I don’t know if anyone truly discerns and desires singleness in the same way that people discern and desire the priesthood, religious life, or even marriage. At least, I don’t think I’ve met people like that. I think it’s more like infertility- you have other hopes and dreams, and you desperately want God to show you what he wants for you so you can move on and leave this confusing limbo of un-belonging.

You want a purpose, you want a plan, you want to know that he has not forgotten you.

But maybe, maybe this IS his plan, as much as it hurts. That wouldn’t be without precedent.

I mean, even Jesus asked his Father to change his plan and take away the cross if it were at all possible.

And maybe this feeling that your life is missing the mark will never leave. Maybe the goal of this vocation is to continually pray for the grace to accept your blindness, and to trust your guide, even though it seems like he’s only standing still.
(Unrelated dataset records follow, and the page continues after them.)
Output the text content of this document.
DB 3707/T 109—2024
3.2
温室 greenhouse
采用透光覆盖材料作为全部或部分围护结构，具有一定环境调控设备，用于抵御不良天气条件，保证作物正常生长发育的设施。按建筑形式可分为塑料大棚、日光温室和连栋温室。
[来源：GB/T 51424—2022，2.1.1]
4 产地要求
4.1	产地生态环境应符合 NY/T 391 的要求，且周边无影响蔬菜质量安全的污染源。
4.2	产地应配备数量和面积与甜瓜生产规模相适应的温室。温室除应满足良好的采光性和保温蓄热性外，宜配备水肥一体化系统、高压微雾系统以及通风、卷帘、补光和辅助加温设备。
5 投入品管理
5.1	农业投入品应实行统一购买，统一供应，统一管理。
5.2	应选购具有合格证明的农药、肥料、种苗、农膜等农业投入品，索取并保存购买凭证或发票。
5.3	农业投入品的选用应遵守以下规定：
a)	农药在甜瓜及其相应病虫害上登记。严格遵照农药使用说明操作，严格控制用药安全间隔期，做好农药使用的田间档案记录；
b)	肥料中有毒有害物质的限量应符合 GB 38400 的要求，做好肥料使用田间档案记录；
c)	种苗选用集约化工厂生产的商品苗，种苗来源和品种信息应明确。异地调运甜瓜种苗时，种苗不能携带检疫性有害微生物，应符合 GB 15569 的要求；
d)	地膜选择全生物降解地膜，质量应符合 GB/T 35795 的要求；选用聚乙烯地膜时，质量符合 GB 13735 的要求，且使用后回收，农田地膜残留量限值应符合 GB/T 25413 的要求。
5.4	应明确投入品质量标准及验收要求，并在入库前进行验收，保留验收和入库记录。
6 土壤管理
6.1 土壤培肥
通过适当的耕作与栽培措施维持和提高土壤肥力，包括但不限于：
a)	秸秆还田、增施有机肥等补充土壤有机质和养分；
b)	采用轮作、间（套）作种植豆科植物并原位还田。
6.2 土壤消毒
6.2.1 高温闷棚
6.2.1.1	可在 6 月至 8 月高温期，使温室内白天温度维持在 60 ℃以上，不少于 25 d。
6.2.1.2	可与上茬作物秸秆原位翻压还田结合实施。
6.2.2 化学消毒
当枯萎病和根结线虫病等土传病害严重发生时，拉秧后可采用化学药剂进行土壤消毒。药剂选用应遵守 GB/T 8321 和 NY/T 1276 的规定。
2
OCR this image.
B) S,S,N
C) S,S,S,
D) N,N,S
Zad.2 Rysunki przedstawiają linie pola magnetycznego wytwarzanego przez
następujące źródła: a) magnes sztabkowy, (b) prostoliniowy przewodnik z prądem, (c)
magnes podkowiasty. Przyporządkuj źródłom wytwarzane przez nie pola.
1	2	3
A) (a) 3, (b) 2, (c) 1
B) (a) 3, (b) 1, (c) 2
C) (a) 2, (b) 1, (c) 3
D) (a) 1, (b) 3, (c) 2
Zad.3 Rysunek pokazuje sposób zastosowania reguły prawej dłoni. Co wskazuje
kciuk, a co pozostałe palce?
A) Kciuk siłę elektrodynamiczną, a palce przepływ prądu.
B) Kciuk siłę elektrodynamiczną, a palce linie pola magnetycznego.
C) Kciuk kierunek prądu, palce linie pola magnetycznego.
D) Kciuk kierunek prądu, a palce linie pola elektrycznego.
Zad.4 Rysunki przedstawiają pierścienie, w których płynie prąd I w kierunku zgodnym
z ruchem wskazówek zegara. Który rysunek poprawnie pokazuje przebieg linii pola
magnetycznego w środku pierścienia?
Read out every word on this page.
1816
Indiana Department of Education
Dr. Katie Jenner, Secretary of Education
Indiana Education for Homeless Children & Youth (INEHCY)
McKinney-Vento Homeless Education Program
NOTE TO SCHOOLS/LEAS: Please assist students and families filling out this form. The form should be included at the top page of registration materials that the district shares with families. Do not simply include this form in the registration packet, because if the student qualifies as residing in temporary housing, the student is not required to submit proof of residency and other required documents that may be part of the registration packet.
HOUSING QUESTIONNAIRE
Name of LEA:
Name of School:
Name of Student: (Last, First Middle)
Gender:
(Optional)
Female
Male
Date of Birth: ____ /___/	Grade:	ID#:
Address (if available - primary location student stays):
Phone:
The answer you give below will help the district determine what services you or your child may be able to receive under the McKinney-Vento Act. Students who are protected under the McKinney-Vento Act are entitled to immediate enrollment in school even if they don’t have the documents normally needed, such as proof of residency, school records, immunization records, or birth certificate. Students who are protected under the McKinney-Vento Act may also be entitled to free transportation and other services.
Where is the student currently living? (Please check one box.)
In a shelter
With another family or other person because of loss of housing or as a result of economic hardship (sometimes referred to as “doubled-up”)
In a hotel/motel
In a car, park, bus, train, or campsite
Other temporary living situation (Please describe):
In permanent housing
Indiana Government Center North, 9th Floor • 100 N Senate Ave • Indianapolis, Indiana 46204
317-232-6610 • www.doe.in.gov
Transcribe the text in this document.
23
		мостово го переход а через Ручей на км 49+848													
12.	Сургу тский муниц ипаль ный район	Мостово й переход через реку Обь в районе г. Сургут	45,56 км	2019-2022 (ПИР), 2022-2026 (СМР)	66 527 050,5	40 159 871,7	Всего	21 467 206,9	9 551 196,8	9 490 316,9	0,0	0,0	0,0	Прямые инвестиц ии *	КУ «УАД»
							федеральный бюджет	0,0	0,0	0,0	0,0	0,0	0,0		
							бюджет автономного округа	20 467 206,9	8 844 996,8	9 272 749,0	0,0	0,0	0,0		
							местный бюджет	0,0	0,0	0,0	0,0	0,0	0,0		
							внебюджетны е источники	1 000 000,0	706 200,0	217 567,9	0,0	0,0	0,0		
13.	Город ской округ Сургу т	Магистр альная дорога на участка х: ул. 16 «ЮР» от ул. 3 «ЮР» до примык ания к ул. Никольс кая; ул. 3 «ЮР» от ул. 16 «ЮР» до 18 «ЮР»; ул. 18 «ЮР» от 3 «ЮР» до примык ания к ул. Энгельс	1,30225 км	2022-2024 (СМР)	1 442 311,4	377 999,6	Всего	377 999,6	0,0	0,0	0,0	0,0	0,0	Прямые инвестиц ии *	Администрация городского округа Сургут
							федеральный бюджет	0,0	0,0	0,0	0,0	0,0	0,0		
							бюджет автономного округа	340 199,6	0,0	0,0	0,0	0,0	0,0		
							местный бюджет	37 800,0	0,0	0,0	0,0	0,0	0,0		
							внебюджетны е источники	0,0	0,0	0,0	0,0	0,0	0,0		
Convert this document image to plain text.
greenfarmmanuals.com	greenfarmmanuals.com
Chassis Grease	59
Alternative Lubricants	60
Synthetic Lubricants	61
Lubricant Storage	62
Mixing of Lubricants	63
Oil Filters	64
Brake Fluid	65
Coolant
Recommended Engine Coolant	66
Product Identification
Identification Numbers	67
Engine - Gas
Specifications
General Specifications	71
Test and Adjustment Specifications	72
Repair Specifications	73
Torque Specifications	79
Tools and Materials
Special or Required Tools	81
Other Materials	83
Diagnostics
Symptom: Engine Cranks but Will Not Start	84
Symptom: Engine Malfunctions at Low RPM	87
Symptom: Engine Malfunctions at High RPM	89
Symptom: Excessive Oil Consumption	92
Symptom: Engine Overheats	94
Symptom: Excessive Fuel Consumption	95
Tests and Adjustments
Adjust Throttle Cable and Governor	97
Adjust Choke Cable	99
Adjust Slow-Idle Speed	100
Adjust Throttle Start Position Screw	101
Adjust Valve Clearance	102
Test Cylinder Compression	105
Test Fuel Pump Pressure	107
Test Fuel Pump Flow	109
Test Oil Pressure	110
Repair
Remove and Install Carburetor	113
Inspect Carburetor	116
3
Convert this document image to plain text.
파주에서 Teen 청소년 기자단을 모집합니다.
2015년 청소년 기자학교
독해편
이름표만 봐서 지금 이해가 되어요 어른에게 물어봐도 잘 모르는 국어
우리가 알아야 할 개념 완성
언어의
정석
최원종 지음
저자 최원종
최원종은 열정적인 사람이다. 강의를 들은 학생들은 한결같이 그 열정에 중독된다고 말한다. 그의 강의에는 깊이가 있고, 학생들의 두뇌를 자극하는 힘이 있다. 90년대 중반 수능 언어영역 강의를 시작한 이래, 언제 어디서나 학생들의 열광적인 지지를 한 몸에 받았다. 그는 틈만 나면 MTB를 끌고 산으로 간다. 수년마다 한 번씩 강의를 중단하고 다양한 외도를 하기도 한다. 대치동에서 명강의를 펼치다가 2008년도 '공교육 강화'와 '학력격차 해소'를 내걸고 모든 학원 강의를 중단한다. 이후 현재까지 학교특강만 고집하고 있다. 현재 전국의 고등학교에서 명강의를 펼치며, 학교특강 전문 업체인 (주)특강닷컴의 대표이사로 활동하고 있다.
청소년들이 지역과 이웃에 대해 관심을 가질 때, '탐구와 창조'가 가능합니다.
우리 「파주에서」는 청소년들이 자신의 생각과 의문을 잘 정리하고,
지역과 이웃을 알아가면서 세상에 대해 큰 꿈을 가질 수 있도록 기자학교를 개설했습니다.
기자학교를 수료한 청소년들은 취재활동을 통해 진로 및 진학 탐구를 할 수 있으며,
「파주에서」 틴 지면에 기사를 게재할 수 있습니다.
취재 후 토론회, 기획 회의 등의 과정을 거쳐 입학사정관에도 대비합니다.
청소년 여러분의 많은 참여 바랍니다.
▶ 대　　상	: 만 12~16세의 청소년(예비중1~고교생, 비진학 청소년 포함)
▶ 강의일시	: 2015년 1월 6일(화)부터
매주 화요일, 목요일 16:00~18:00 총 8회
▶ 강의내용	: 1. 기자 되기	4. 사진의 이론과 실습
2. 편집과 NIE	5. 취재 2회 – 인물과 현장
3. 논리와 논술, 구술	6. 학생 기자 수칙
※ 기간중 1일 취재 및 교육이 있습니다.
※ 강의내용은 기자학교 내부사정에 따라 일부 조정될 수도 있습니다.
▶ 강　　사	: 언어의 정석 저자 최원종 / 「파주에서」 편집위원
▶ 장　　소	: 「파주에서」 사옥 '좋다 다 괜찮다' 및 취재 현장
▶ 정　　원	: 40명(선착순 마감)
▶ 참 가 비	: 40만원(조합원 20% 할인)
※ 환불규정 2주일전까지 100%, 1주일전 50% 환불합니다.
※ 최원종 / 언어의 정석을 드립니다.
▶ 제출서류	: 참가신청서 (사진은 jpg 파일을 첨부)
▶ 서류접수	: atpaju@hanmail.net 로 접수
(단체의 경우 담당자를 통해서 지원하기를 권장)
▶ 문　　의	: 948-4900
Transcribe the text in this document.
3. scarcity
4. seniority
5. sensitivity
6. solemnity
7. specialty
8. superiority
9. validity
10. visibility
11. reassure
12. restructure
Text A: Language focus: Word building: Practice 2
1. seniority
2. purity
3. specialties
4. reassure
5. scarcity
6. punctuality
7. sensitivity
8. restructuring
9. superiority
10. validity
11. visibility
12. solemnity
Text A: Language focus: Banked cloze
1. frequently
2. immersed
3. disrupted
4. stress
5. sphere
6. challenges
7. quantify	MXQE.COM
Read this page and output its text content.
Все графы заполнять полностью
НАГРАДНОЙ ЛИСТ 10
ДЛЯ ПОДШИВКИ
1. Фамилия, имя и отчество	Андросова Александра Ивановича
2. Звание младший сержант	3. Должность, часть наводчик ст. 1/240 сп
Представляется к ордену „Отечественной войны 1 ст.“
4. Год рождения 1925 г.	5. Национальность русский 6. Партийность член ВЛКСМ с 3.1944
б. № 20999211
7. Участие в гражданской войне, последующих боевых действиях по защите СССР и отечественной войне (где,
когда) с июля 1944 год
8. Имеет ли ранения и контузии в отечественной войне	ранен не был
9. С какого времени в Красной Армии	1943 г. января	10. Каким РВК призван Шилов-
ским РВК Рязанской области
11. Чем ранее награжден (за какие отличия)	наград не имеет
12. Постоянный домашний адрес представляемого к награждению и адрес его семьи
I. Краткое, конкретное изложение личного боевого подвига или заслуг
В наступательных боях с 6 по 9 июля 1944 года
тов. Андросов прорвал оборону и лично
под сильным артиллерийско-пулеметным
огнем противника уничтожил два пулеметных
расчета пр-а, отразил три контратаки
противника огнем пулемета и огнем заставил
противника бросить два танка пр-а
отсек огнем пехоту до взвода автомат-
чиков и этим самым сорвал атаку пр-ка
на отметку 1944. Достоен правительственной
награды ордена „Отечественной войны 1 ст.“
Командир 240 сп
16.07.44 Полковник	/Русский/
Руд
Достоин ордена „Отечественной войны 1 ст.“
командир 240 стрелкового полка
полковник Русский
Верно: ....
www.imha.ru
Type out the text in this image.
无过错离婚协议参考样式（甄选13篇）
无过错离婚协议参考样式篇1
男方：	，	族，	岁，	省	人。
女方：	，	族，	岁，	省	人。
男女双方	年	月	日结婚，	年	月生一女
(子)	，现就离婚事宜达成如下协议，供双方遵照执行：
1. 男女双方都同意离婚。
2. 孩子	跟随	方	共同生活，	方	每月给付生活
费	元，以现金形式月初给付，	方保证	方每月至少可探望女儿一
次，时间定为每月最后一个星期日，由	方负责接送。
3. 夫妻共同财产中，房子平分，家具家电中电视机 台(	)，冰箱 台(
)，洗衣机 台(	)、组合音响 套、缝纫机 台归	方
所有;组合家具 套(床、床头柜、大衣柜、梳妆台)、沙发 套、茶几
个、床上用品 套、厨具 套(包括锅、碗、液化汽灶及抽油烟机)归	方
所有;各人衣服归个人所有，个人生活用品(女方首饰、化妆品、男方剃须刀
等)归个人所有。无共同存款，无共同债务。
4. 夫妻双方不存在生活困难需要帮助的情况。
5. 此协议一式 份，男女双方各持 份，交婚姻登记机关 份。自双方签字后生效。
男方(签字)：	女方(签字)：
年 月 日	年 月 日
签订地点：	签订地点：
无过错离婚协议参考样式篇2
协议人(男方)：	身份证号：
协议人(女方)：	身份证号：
When it looks like there’s no hope- maybe we’re right, in the human sense. There is no cure, there will be no material change. No baby. No spouse. It’s happening—we’re going to be crucified. And it feels completely senseless and useless and stupid and horrible.

And maybe that’s how Jesus felt in the garden when he said that.

But we do have hope, right? But it’s a delicate thing. I don’t think Jesus would have cheered up that night if you were like, “Don’t worry Jesus, you’re going to rise in three days,” because that would have glossed over all the awful suffering he was going through. No, I think we can tell in the gospels that what really pulled him through in that moment was obedience to his Father and knowledge that this was truly the only way to save his beloved.

And that’s what pulls us through too, isn’t it? Obedience maybe, and trusting that this is the only way, and the hope that one day there will also be a resurrection for us, and he will open our eyes and show us that it all did matter, in some way.

“But not my will, but yours be done.”

4 thoughts on “The Vocation of Un-Belonging

  1. Interesting thoughts. I think that it is possible that singleness may be a vocation if you actually feel called to that. I can tell you that it is not my vocation. I don’t say this lightly or in a sense of “because it’s not what I want”. I absolutely feel called to marriage. I do not know whether this lack of fulfillment in my calling is permanent or simply for a time, but I absolutely believe that if God is allowing this cross instead of my vocation, that there is a reason- however far I am from understanding it- and that there is redemption in it. I guess I feel similarly about infertility; I do not think it is necessarily God’s calling in a certain way, but in allowing it as a part of His permissive will that it becomes something of a call within a call. A call to surrender, a call to take up our cross and join Him, a call to be willing to suffer. I honestly think that part of the pain of things like singleness and infertility is that we are willing and open to living our vocations fully in a way that many in the world are not willing to do, and yet He is allowing us to be in a position where we can’t live them in the way that we would choose. And we are called to follow Him in the midst of that, too.

    Liked by 1 person

    1. I was hoping you would read and comment on this one. 🙂 I was thinking about you when I wrote this. I think you’re right- “something of a call within a call. A call to surrender, a call to take up our cross and join Him, a call to be willing to suffer.” – beautiful and spot on, I think. I really do wonder, often, if this was the case with Jesus. I mean honestly, he was fully human right? So maybe he wanted to get married and have a family, even though he knew he was being asked to do something else. Total speculation of course, but I hope to ask him that someday.